The number density of fermions of mass $m$ at equilibrium in the early universe with temperature $T$, is given by the integral

$$n=\frac{4 \pi}{h^{3}} \int_{0}^{\infty} \frac{p^{2} d p}{\exp [(\mathcal{E}(p)-\mu) / k T]+1}$$

where $\mathcal{E}(p)=c \sqrt{p^{2}+m^{2} c^{2}}$, and $\mu$ is the chemical potential.

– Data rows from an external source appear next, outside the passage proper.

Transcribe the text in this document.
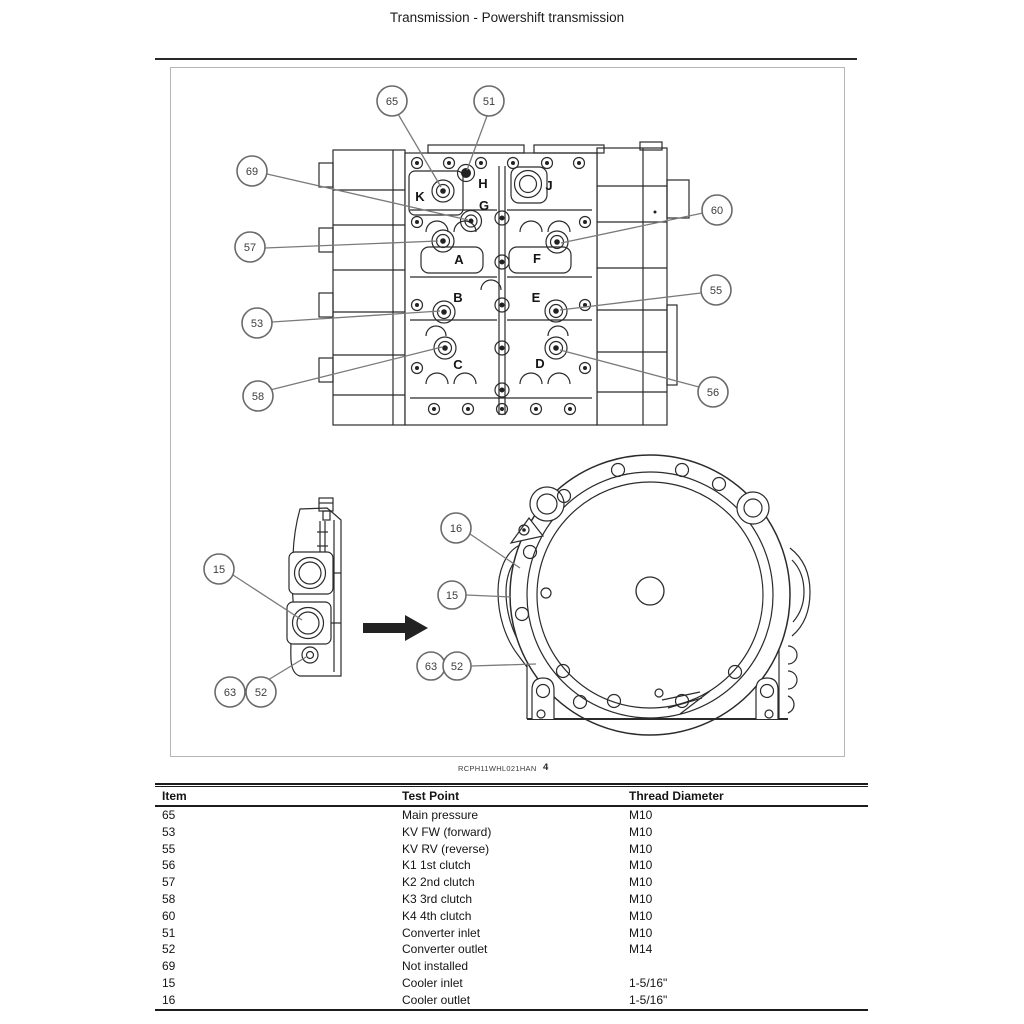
Transmission - Powershift transmission
K
H	J
G
A	F
B	E
C	D
65	51
69
57
53
58
60
55
56
15
63 52
16
15
63 52
RCPH11WHL021HAN 4
Item	Test Point	Thread Diameter
65	Main pressure	M10
53	KV FW (forward)	M10
55	KV RV (reverse)	M10
56	K1 1st clutch	M10
57	K2 2nd clutch	M10
58	K3 3rd clutch	M10
60	K4 4th clutch	M10
51	Converter inlet	M10
52	Converter outlet	M14
69	Not installed
15	Cooler inlet	1-5/16"
16	Cooler outlet	1-5/16"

Assuming that the fermions remain in equilibrium when they become non-relativistic $\left(k T, \mu \ll m c^{2}\right)$, show that the number density can be expressed as

$$n=\left(\frac{2 \pi m k T}{h^{2}}\right)^{3 / 2} \exp \left[\left(\mu-m c^{2}\right) / k T\right]$$

[Hint: You may assume $\left.\int_{0}^{\infty} d x e^{-\sigma^{2} x^{2}}=\sqrt{\pi} /(2 \sigma), \quad(\sigma>0) .\right]$

Suppose that the fermions decouple at a temperature given by $k T=m c^{2} / \alpha$ where $\alpha \gg 1$. Assume also that $\mu=0$. By comparing with the photon number density at $n_{\gamma}=16 \pi \zeta(3)(k T / h c)^{3}$, where $\zeta(3)=\sum_{n=1}^{\infty} n^{-3}=1.202 \ldots$, show that the ratio of number densities at decoupling is given by

$$\frac{n}{n_{\gamma}}=\frac{\sqrt{2 \pi}}{8 \zeta(3)} \alpha^{3 / 2} e^{-\alpha}$$

Now assume that $\alpha \approx 20$, (which implies $n / n_{\gamma} \approx 5 \times 10^{-8}$ ), and that the fermion mass $m=m_{p} / 20$, where $m_{p}$ is the proton mass. Explain clearly why this new fermion would be a good candidate for solving the dark matter problem of the standard cosmology.